"Millénium" : la suite de l'ouvrage à succès fait polémique en Suède

La stratégie de communication de la maison d'édition de ce quatrième tome, qui doit sortir jeudi, émeut des proches du créateur de la saga Stieg Larsson, mort en 2004. 

David Lagercrantz, qui a écrit le quatrième tome de \"Millénium\", s\'exprime devant la presse, le mercredi 26 août 2015, à Stockholm (Suède). 
David Lagercrantz, qui a écrit le quatrième tome de "Millénium", s'exprime devant la presse, le mercredi 26 août 2015, à Stockholm (Suède).  (FREDRIK SANDBERG/ SIPA)

Le polar venu du Nord fait un retour sulfureux. La sortie du quatrième tome de Millénium, prévue jeudi 27 août, fait polémique en Suède, onze ans après la mort de Stieg Larsson, le créateur de la saga à succès - plus de 80 millions d'ouvrages ont été vendus dans plus de 50 pays. Intitulée Ce qui ne nous tue pas, ce nouveau livre a été rédigé par David Lagercrantz, célèbre pour avoir écrit l'autobiographie du footballeur suédois Zlatan Ibrahimovic.

Dans ce quatrième tome de 500 pages, il redonne vie à Lisbeth Salander, la jeune hackeuse suédoise, et le journaliste Mikael Blomkvist, qui travaille pour la revue Millénium. Mais certains accusent la maison d'édition Norstedts, les héritiers et l'auteur qui a repris le flambeau, de transformer l'œuvre en une opération commerciale juteuse. 

Des proches de l'auteur d'origine dénoncent un "pillage d'une tombe"

Eva Gabrielsson, compagne de Stieg Larsson pendant trente-deux ans, a été la première à dénoncer la stratégie de la maison d'édition. Elle a été écartée de la liste des héritiers à la mort de son compagnon en 2004 car ils n'étaient pas mariés. "Personne ne peut porter atteinte ainsi à l’œuvre d’un autre. Peu importe si les lecteurs en redemandent. Stieg est mort. Et si David Lagercrantz est si doué, pourquoi n’écrit-il pas ses propres romans ?", a-t-elle lancé le 16 août dans les colonnes du journal suédois Svenska Dagbladet, citée par La Croix

Et elle n'est pas la seule à s'émouvoir de cette situation. Des amis d'enfance de Stieg Larsson sont allés jusqu'à évoquer "le pillage d'une tombe" dans le quotidien danois Dagens Nyheter, rapporte Europe 1. Ils craignent que le quatrième tome dénature la trilogie mondialement connue. 

Une sortie sous haute surveillance

La maison d'édition exerce un contrôle total sur la publication du quatrième tome. Des journalistes se sont ainsi agacés de ne pas avoir pu lire l'ouvrage tant attendu avant sa sortie. Le quotidien de référence danois Politiken a même annoncé, mardi 25 août, qu'il ne publierait aucun article sur la suite de la trilogie. 

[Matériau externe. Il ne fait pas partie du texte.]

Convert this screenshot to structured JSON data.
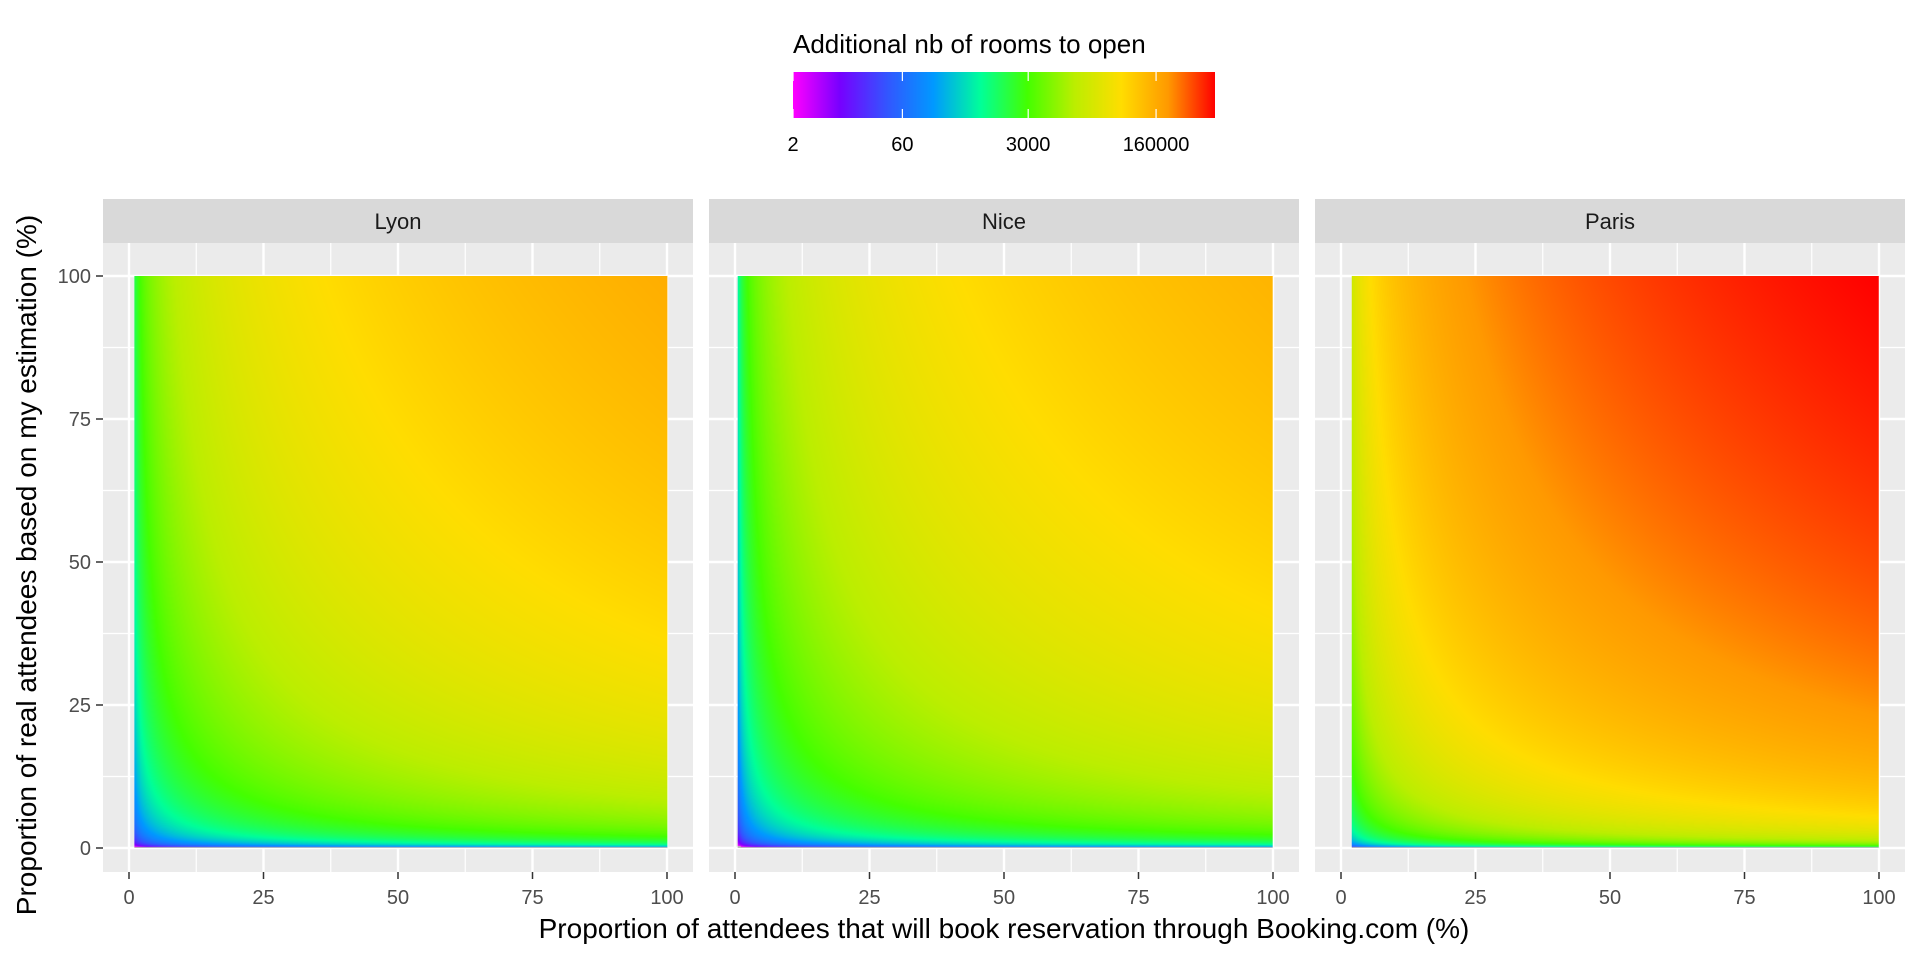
{
  "chart_data": {
    "type": "heatmap",
    "facet_labels": [
      "Lyon",
      "Nice",
      "Paris"
    ],
    "xlabel": "Proportion of attendees that will book reservation through Booking.com (%)",
    "ylabel": "Proportion of real attendees based on my estimation (%)",
    "x_ticks": [
      0,
      25,
      50,
      75,
      100
    ],
    "y_ticks": [
      0,
      25,
      50,
      75,
      100
    ],
    "xlim": [
      0,
      100
    ],
    "ylim": [
      0,
      100
    ],
    "grid": true,
    "legend": {
      "title": "Additional nb of rooms to open",
      "position": "top",
      "scale": "log",
      "ticks": [
        2,
        60,
        3000,
        160000
      ],
      "tick_labels": [
        "2",
        "60",
        "3000",
        "160000"
      ],
      "range": [
        2,
        1000000
      ],
      "colors": [
        "#ff00ff",
        "#7700ff",
        "#3355ff",
        "#0099ff",
        "#00ff99",
        "#44ff00",
        "#bbee00",
        "#ffdd00",
        "#ff9900",
        "#ff0000"
      ]
    },
    "panels": [
      {
        "name": "Lyon",
        "x_min": 1,
        "max_value": 150000
      },
      {
        "name": "Nice",
        "x_min": 0.5,
        "max_value": 130000
      },
      {
        "name": "Paris",
        "x_min": 2,
        "max_value": 1000000
      }
    ],
    "na_color": "#bebebe"
  }
}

L'auteur comprend ce boycott et reconnaît que la situation est "absurde""Je suis du côté des journalistes là-dessus. J'ai moi-même un passé de reporter et je suis habitué à être de votre côté de la barrière. Je serais moi-même bien emmerdé pour savoir si j'aurais accepté ces conditions-là", confie-t-il dans un quotidien régional, cité par Europe 1

La prudence de l'auteur et de la maison d'édition frôle même la paranoïa. L'ouvrage a ainsi été rédigé sur un ordinateur dépourvu de connexion internet pour éviter tout piratage. Une anecdote qui fait étrangement écho à l'univers de la trilogie. Sans compter qu'aucun entretien avec David Lagercrantz ne sera publié dans la presse avant la sortie de son livre.